The recent success of mezcal has been built at least in part on radical transparency. Labels on some bottles of mezcal feature some of the most detailed disclosures of any spirits in the world, often listing the varietals of agave, the type of still, the town of origin, the name of the mezcalero who makes it, the number of distillations, the methods of grinding and cooking the agave, the volume produced, and more. Communicating this information has helped fuel passion among consumers, who dive deep into the intricacies of the spirit at a growing number of mezcalerias around the world.
The speed with which mezcal has changed its perception as bottom shelf hooch with a worm in it to specialty spirit commanding prices rivaling single malt Scotch is remarkable. But this growth also causes tension. More than any other spirit, mezcal walks a tightrope between being too esoteric to be commercially viable and becoming so trendy that its most desirable aspects get lost to industrial scale production.

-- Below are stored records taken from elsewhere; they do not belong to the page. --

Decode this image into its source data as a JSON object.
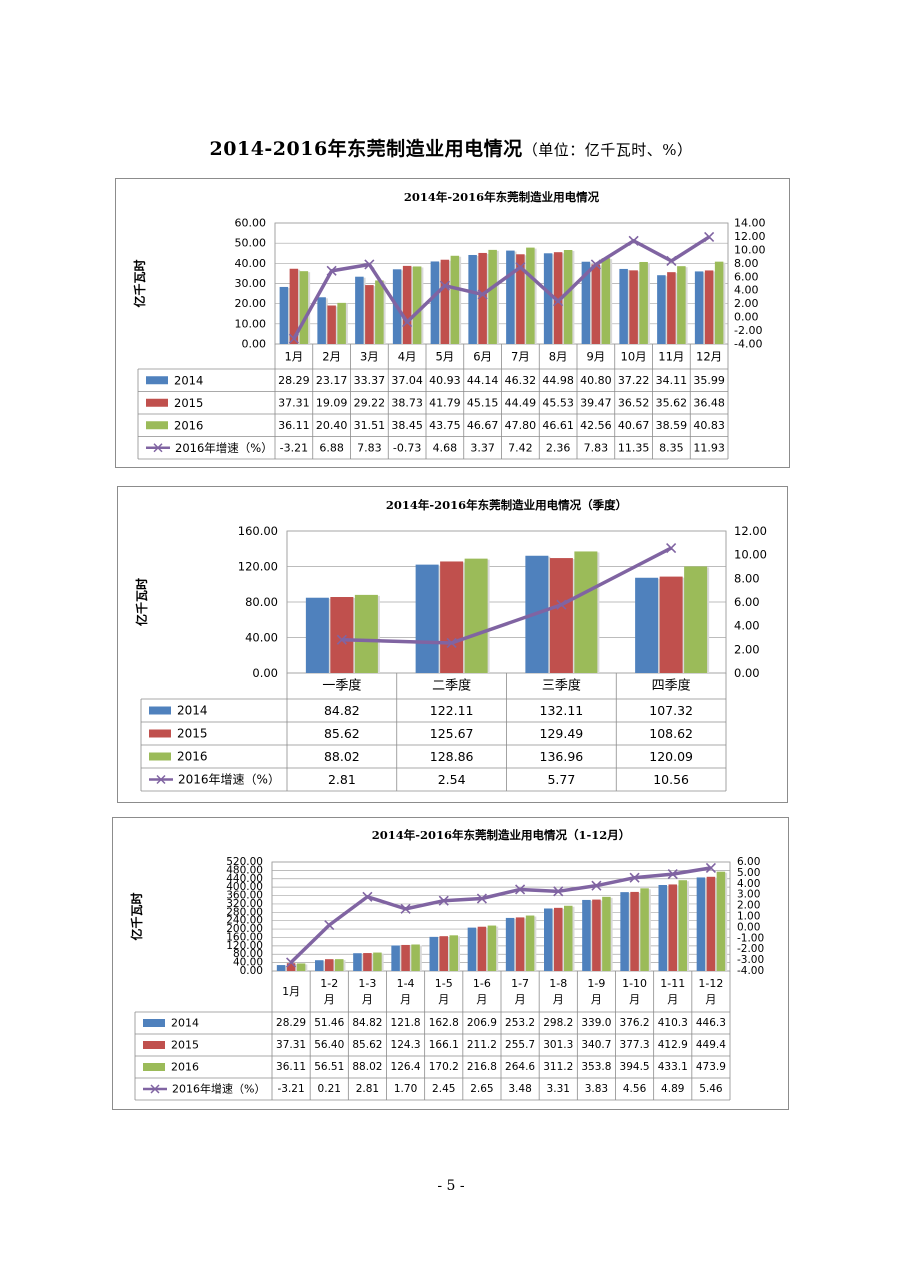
{
  "page": {
    "title": "2014-2016年东莞制造业用电情况",
    "unit_note": "（单位：亿千瓦时、%）",
    "page_number": "- 5 -"
  },
  "colors": {
    "s2014": "#4F81BD",
    "s2015": "#C0504D",
    "s2016": "#9BBB59",
    "growth": "#8064A2"
  },
  "chart_data": [
    {
      "type": "bar",
      "title": "2014年-2016年东莞制造业用电情况",
      "ylabel": "亿千瓦时",
      "ylim": [
        0,
        60
      ],
      "yticks": [
        "0.00",
        "10.00",
        "20.00",
        "30.00",
        "40.00",
        "50.00",
        "60.00"
      ],
      "y2lim": [
        -4,
        14
      ],
      "y2ticks": [
        "-4.00",
        "-2.00",
        "0.00",
        "2.00",
        "4.00",
        "6.00",
        "8.00",
        "10.00",
        "12.00",
        "14.00"
      ],
      "categories": [
        "1月",
        "2月",
        "3月",
        "4月",
        "5月",
        "6月",
        "7月",
        "8月",
        "9月",
        "10月",
        "11月",
        "12月"
      ],
      "series": [
        {
          "name": "2014",
          "type": "bar",
          "values": [
            28.29,
            23.17,
            33.37,
            37.04,
            40.93,
            44.14,
            46.32,
            44.98,
            40.8,
            37.22,
            34.11,
            35.99
          ],
          "labels": [
            "28.29",
            "23.17",
            "33.37",
            "37.04",
            "40.93",
            "44.14",
            "46.32",
            "44.98",
            "40.80",
            "37.22",
            "34.11",
            "35.99"
          ]
        },
        {
          "name": "2015",
          "type": "bar",
          "values": [
            37.31,
            19.09,
            29.22,
            38.73,
            41.79,
            45.15,
            44.49,
            45.53,
            39.47,
            36.52,
            35.62,
            36.48
          ],
          "labels": [
            "37.31",
            "19.09",
            "29.22",
            "38.73",
            "41.79",
            "45.15",
            "44.49",
            "45.53",
            "39.47",
            "36.52",
            "35.62",
            "36.48"
          ]
        },
        {
          "name": "2016",
          "type": "bar",
          "values": [
            36.11,
            20.4,
            31.51,
            38.45,
            43.75,
            46.67,
            47.8,
            46.61,
            42.56,
            40.67,
            38.59,
            40.83
          ],
          "labels": [
            "36.11",
            "20.40",
            "31.51",
            "38.45",
            "43.75",
            "46.67",
            "47.80",
            "46.61",
            "42.56",
            "40.67",
            "38.59",
            "40.83"
          ]
        },
        {
          "name": "2016年增速（%）",
          "type": "line",
          "axis": "secondary",
          "values": [
            -3.21,
            6.88,
            7.83,
            -0.73,
            4.68,
            3.37,
            7.42,
            2.36,
            7.83,
            11.35,
            8.35,
            11.93
          ],
          "labels": [
            "-3.21",
            "6.88",
            "7.83",
            "-0.73",
            "4.68",
            "3.37",
            "7.42",
            "2.36",
            "7.83",
            "11.35",
            "8.35",
            "11.93"
          ]
        }
      ]
    },
    {
      "type": "bar",
      "title": "2014年-2016年东莞制造业用电情况（季度）",
      "ylabel": "亿千瓦时",
      "ylim": [
        0,
        160
      ],
      "yticks": [
        "0.00",
        "40.00",
        "80.00",
        "120.00",
        "160.00"
      ],
      "y2lim": [
        0,
        12
      ],
      "y2ticks": [
        "0.00",
        "2.00",
        "4.00",
        "6.00",
        "8.00",
        "10.00",
        "12.00"
      ],
      "categories": [
        "一季度",
        "二季度",
        "三季度",
        "四季度"
      ],
      "series": [
        {
          "name": "2014",
          "type": "bar",
          "values": [
            84.82,
            122.11,
            132.11,
            107.32
          ],
          "labels": [
            "84.82",
            "122.11",
            "132.11",
            "107.32"
          ]
        },
        {
          "name": "2015",
          "type": "bar",
          "values": [
            85.62,
            125.67,
            129.49,
            108.62
          ],
          "labels": [
            "85.62",
            "125.67",
            "129.49",
            "108.62"
          ]
        },
        {
          "name": "2016",
          "type": "bar",
          "values": [
            88.02,
            128.86,
            136.96,
            120.09
          ],
          "labels": [
            "88.02",
            "128.86",
            "136.96",
            "120.09"
          ]
        },
        {
          "name": "2016年增速（%）",
          "type": "line",
          "axis": "secondary",
          "values": [
            2.81,
            2.54,
            5.77,
            10.56
          ],
          "labels": [
            "2.81",
            "2.54",
            "5.77",
            "10.56"
          ]
        }
      ]
    },
    {
      "type": "bar",
      "title": "2014年-2016年东莞制造业用电情况（1-12月）",
      "ylabel": "亿千瓦时",
      "ylim": [
        0,
        520
      ],
      "yticks": [
        "0.00",
        "40.00",
        "80.00",
        "120.00",
        "160.00",
        "200.00",
        "240.00",
        "280.00",
        "320.00",
        "360.00",
        "400.00",
        "440.00",
        "480.00",
        "520.00"
      ],
      "y2lim": [
        -4,
        6
      ],
      "y2ticks": [
        "-4.00",
        "-3.00",
        "-2.00",
        "-1.00",
        "0.00",
        "1.00",
        "2.00",
        "3.00",
        "4.00",
        "5.00",
        "6.00"
      ],
      "categories": [
        "1月",
        "1-2月",
        "1-3月",
        "1-4月",
        "1-5月",
        "1-6月",
        "1-7月",
        "1-8月",
        "1-9月",
        "1-10月",
        "1-11月",
        "1-12月"
      ],
      "category_lines": [
        [
          "1月"
        ],
        [
          "1-2",
          "月"
        ],
        [
          "1-3",
          "月"
        ],
        [
          "1-4",
          "月"
        ],
        [
          "1-5",
          "月"
        ],
        [
          "1-6",
          "月"
        ],
        [
          "1-7",
          "月"
        ],
        [
          "1-8",
          "月"
        ],
        [
          "1-9",
          "月"
        ],
        [
          "1-10",
          "月"
        ],
        [
          "1-11",
          "月"
        ],
        [
          "1-12",
          "月"
        ]
      ],
      "series": [
        {
          "name": "2014",
          "type": "bar",
          "values": [
            28.29,
            51.46,
            84.82,
            121.8,
            162.8,
            206.9,
            253.2,
            298.2,
            339.0,
            376.2,
            410.3,
            446.3
          ],
          "labels": [
            "28.29",
            "51.46",
            "84.82",
            "121.8",
            "162.8",
            "206.9",
            "253.2",
            "298.2",
            "339.0",
            "376.2",
            "410.3",
            "446.3"
          ]
        },
        {
          "name": "2015",
          "type": "bar",
          "values": [
            37.31,
            56.4,
            85.62,
            124.3,
            166.1,
            211.2,
            255.7,
            301.3,
            340.7,
            377.3,
            412.9,
            449.4
          ],
          "labels": [
            "37.31",
            "56.40",
            "85.62",
            "124.3",
            "166.1",
            "211.2",
            "255.7",
            "301.3",
            "340.7",
            "377.3",
            "412.9",
            "449.4"
          ]
        },
        {
          "name": "2016",
          "type": "bar",
          "values": [
            36.11,
            56.51,
            88.02,
            126.4,
            170.2,
            216.8,
            264.6,
            311.2,
            353.8,
            394.5,
            433.1,
            473.9
          ],
          "labels": [
            "36.11",
            "56.51",
            "88.02",
            "126.4",
            "170.2",
            "216.8",
            "264.6",
            "311.2",
            "353.8",
            "394.5",
            "433.1",
            "473.9"
          ]
        },
        {
          "name": "2016年增速（%）",
          "type": "line",
          "axis": "secondary",
          "values": [
            -3.21,
            0.21,
            2.81,
            1.7,
            2.45,
            2.65,
            3.48,
            3.31,
            3.83,
            4.56,
            4.89,
            5.46
          ],
          "labels": [
            "-3.21",
            "0.21",
            "2.81",
            "1.70",
            "2.45",
            "2.65",
            "3.48",
            "3.31",
            "3.83",
            "4.56",
            "4.89",
            "5.46"
          ]
        }
      ]
    }
  ]
}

To their credit, many owners and representatives of reputable mezcal brands within the DO have been vocally opposed to NOM 199, even though they would ostensibly stand to benefit from restricting competition. "You're dealing with a lot of indigenous cultures that have a history of being oppressed by an elite class," says Francisco Terrazas, who formerly managed the agave-focused bar The Pastry War in Houston, Texas, and now works for Mezcal Vago. "My hope is that this recent controversy will bring attention to the significant barriers to entry that are already excluding more than half of the states that have a cultural history of mezcal production."

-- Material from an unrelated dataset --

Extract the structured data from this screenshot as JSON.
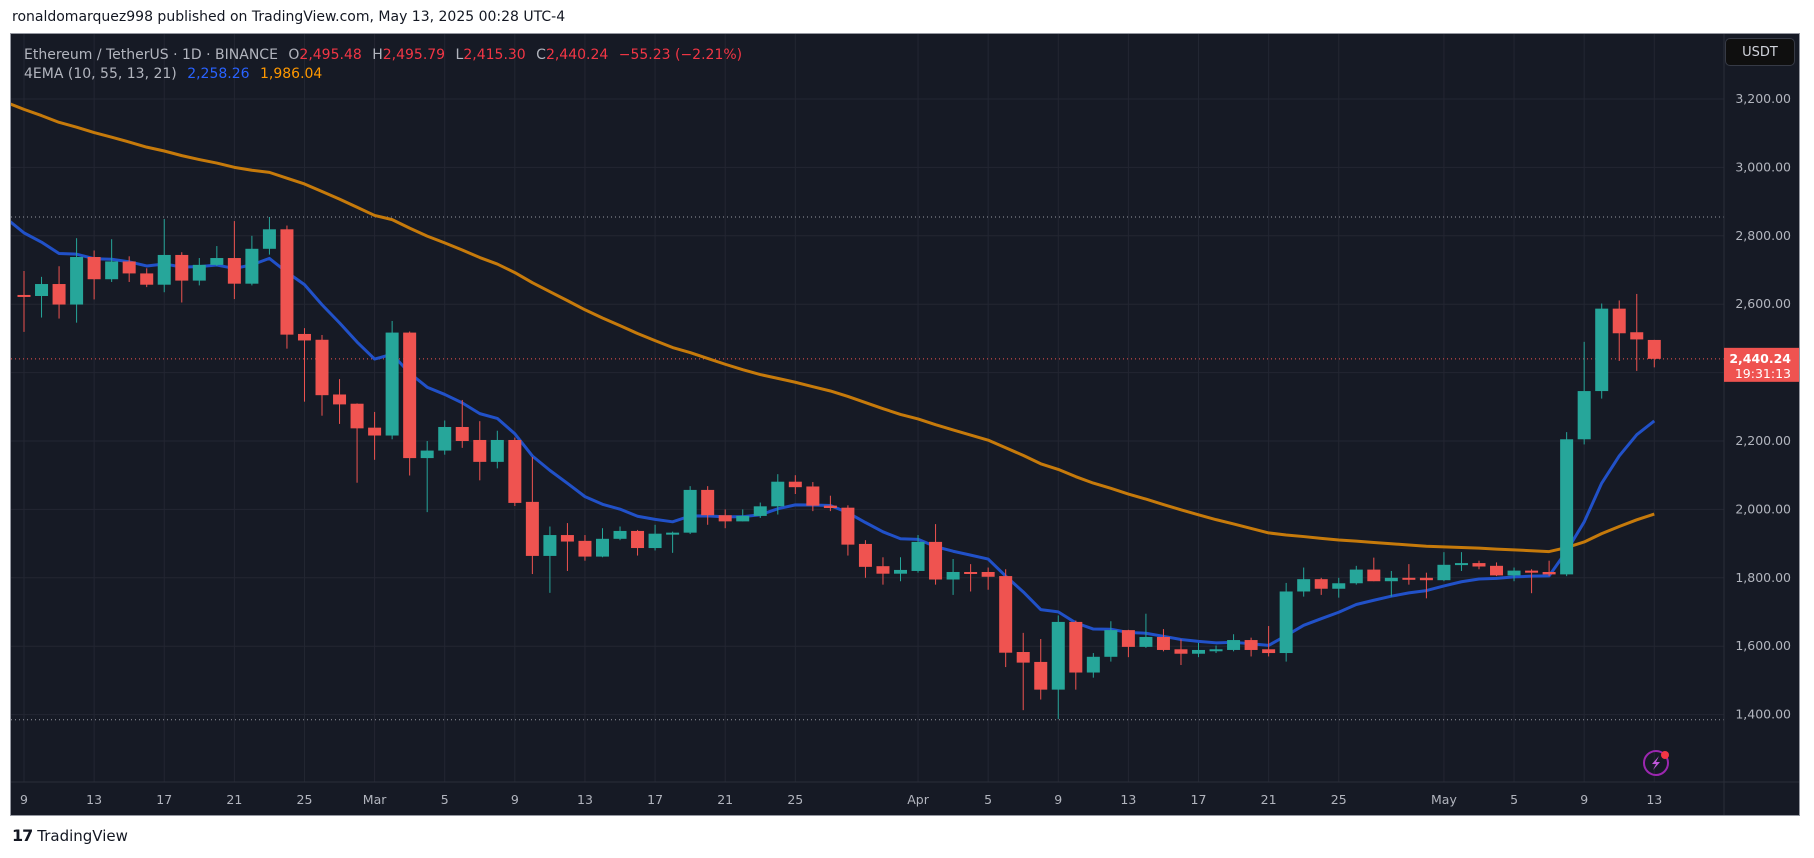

The contentious disputes over mezcal highlight the various ways that laws intended to protect consumers and uphold quality standards for food and drink products can have the unintended opposite effect. I recently noted the case of Scotch whisky producers forbidden from revealing the composition of their blends and of a Florida dairy fighting for the right to accurately label its additive-free skim milk. Libertarians are often skeptical of protected geographic names, but these kinds of proposals are even more restrictive, censoring truthful communication from producers to buyers. A better, though more costly alternative to NOM 199, would be to bring additional regions into the DO, which would at least address concerns about inspections and quality.

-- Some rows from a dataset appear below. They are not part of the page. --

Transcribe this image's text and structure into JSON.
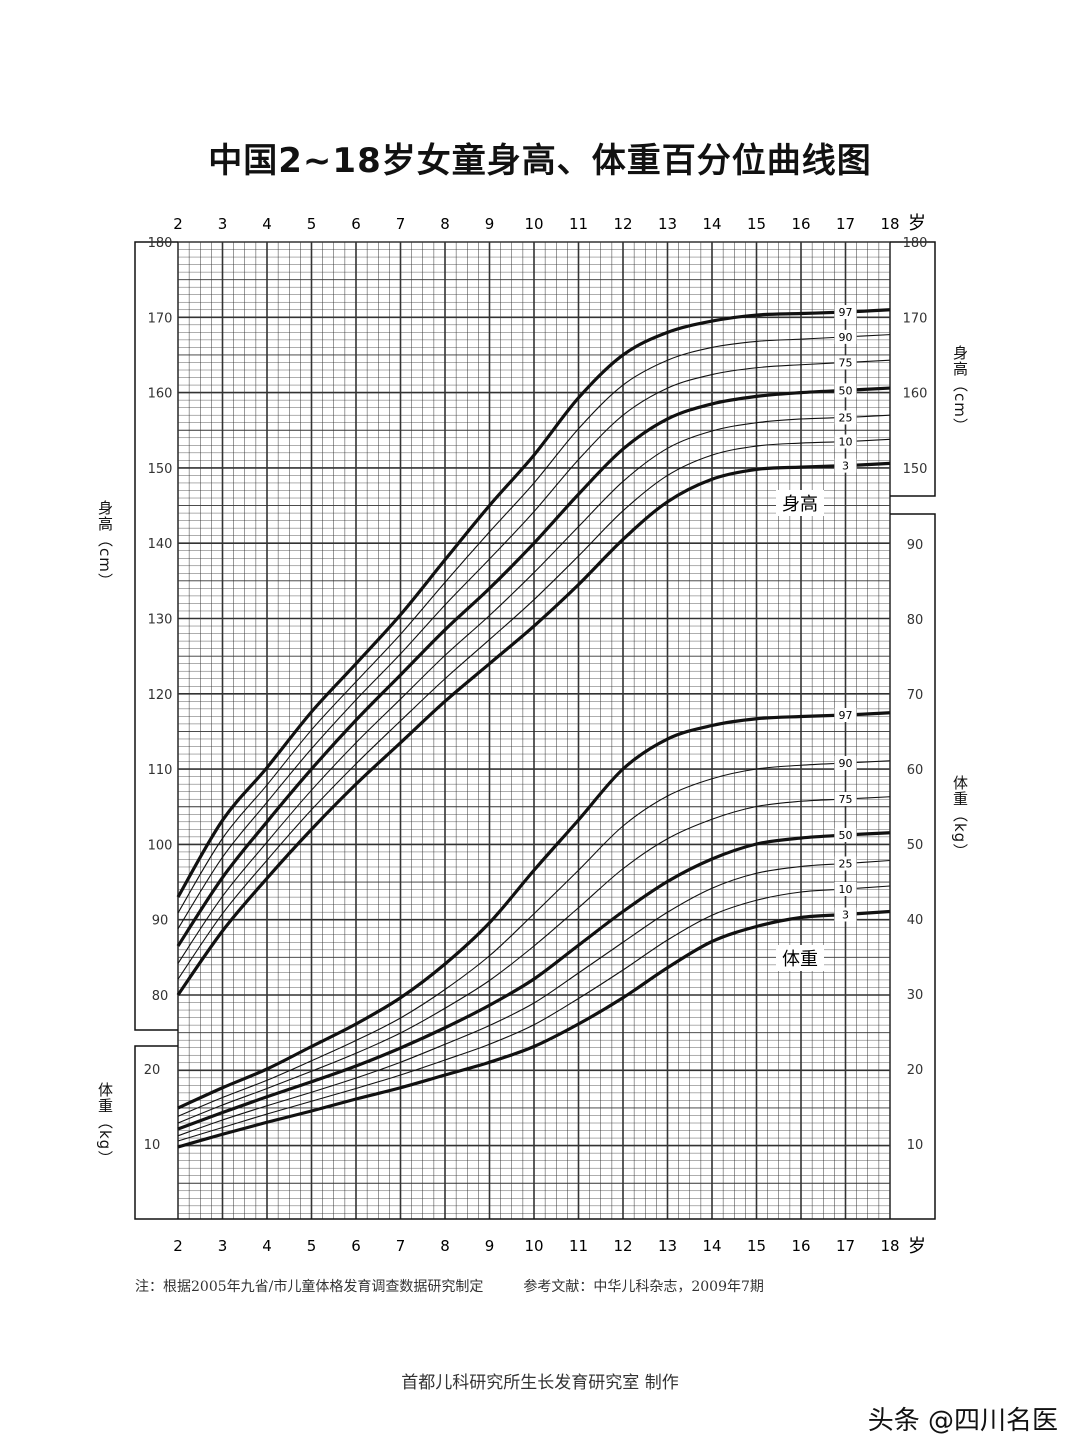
{
  "title": "中国2~18岁女童身高、体重百分位曲线图",
  "notes": {
    "basis": "注：根据2005年九省/市儿童体格发育调查数据研究制定",
    "reference": "参考文献：中华儿科杂志，2009年7期"
  },
  "maker": "首都儿科研究所生长发育研究室 制作",
  "watermark": "头条 @四川名医",
  "chart_data": {
    "type": "line",
    "title": "中国2~18岁女童身高、体重百分位曲线图",
    "x": [
      2,
      3,
      4,
      5,
      6,
      7,
      8,
      9,
      10,
      11,
      12,
      13,
      14,
      15,
      16,
      17,
      18
    ],
    "x_unit": "岁",
    "xlim": [
      2,
      18
    ],
    "grid": true,
    "height_axis": {
      "label": "身高（cm）",
      "ylim": [
        80,
        180
      ],
      "ticks": [
        80,
        90,
        100,
        110,
        120,
        130,
        140,
        150,
        160,
        170,
        180
      ],
      "right_ticks": [
        150,
        160,
        170,
        180
      ]
    },
    "weight_axis": {
      "label": "体重（kg）",
      "left_ticks": [
        10,
        20
      ],
      "right_ticks": [
        10,
        20,
        30,
        40,
        50,
        60,
        70,
        80,
        90
      ]
    },
    "height_label": "身高",
    "weight_label": "体重",
    "percentiles": [
      "3",
      "10",
      "25",
      "50",
      "75",
      "90",
      "97"
    ],
    "height_series": [
      {
        "name": "3",
        "values": [
          80,
          88.5,
          95.5,
          102,
          108,
          113.5,
          119,
          124,
          129,
          134.5,
          140.5,
          145.5,
          148.5,
          149.8,
          150.1,
          150.3,
          150.6
        ]
      },
      {
        "name": "10",
        "values": [
          82.1,
          90.8,
          97.9,
          104.6,
          110.7,
          116.4,
          122,
          127.2,
          132.5,
          138.3,
          144.3,
          149,
          151.7,
          152.9,
          153.3,
          153.5,
          153.8
        ]
      },
      {
        "name": "25",
        "values": [
          84.2,
          93.1,
          100.3,
          107.2,
          113.5,
          119.3,
          125.1,
          130.4,
          136.1,
          142.2,
          148.2,
          152.6,
          154.9,
          156,
          156.5,
          156.7,
          157
        ]
      },
      {
        "name": "50",
        "values": [
          86.5,
          95.6,
          103,
          110,
          116.5,
          122.5,
          128.5,
          134,
          140,
          146.5,
          152.5,
          156.5,
          158.5,
          159.5,
          160,
          160.3,
          160.6
        ]
      },
      {
        "name": "75",
        "values": [
          88.8,
          98.3,
          105.6,
          112.7,
          119.2,
          125.3,
          131.8,
          137.9,
          144.2,
          151.1,
          157,
          160.6,
          162.4,
          163.3,
          163.7,
          164,
          164.3
        ]
      },
      {
        "name": "90",
        "values": [
          90.9,
          100.8,
          107.9,
          115.2,
          121.6,
          127.9,
          134.8,
          141.5,
          148,
          155.2,
          161,
          164.3,
          166,
          166.8,
          167.1,
          167.4,
          167.7
        ]
      },
      {
        "name": "97",
        "values": [
          93,
          103.2,
          110.2,
          117.6,
          124,
          130.5,
          137.8,
          145,
          151.7,
          159.3,
          165,
          168,
          169.5,
          170.3,
          170.5,
          170.7,
          171
        ]
      }
    ],
    "weight_series": [
      {
        "name": "3",
        "values": [
          9.6,
          11.3,
          12.9,
          14.4,
          16,
          17.5,
          19.2,
          20.9,
          23,
          26,
          29.5,
          33.5,
          37,
          39,
          40.2,
          40.6,
          41
        ]
      },
      {
        "name": "10",
        "values": [
          10.4,
          12.2,
          14,
          15.7,
          17.4,
          19.2,
          21.2,
          23.3,
          25.9,
          29.4,
          33.2,
          37.2,
          40.5,
          42.5,
          43.6,
          44,
          44.4
        ]
      },
      {
        "name": "25",
        "values": [
          11.1,
          13.2,
          15.1,
          16.9,
          18.8,
          20.9,
          23.3,
          25.8,
          28.8,
          32.8,
          36.9,
          40.9,
          44.1,
          46.1,
          47,
          47.4,
          47.8
        ]
      },
      {
        "name": "50",
        "values": [
          12,
          14.2,
          16.3,
          18.3,
          20.4,
          22.8,
          25.5,
          28.5,
          32,
          36.5,
          41,
          45,
          48,
          50,
          50.8,
          51.2,
          51.5
        ]
      },
      {
        "name": "75",
        "values": [
          12.8,
          15.2,
          17.4,
          19.7,
          22.1,
          24.8,
          28.1,
          31.8,
          36.4,
          41.5,
          46.7,
          50.7,
          53.3,
          55,
          55.7,
          56,
          56.3
        ]
      },
      {
        "name": "90",
        "values": [
          13.7,
          16.2,
          18.5,
          21.1,
          23.8,
          26.8,
          30.6,
          35.1,
          40.7,
          46.5,
          52.4,
          56.4,
          58.7,
          60,
          60.5,
          60.8,
          61.1
        ]
      },
      {
        "name": "97",
        "values": [
          14.8,
          17.5,
          20,
          23,
          26,
          29.5,
          34,
          39.5,
          46.5,
          53.2,
          60,
          64,
          65.8,
          66.7,
          67,
          67.2,
          67.5
        ]
      }
    ],
    "colors": {
      "line": "#111111",
      "grid": "#333333"
    }
  }
}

Fortunately, there is broad opposition to NOM 199, thanks to advocates within Mexico and among agave lovers around the world. A similar proposal was defeated in 2012, and the Tequila Interchange Project has been promoting a petition to reject NOM 199. "If we care about the future of agave, agave distillates, and the people whose lives are built around its propagation, harvesting and distillation, we can not allow this proposition to become law," concludes the petition. "Without our action they will have no future."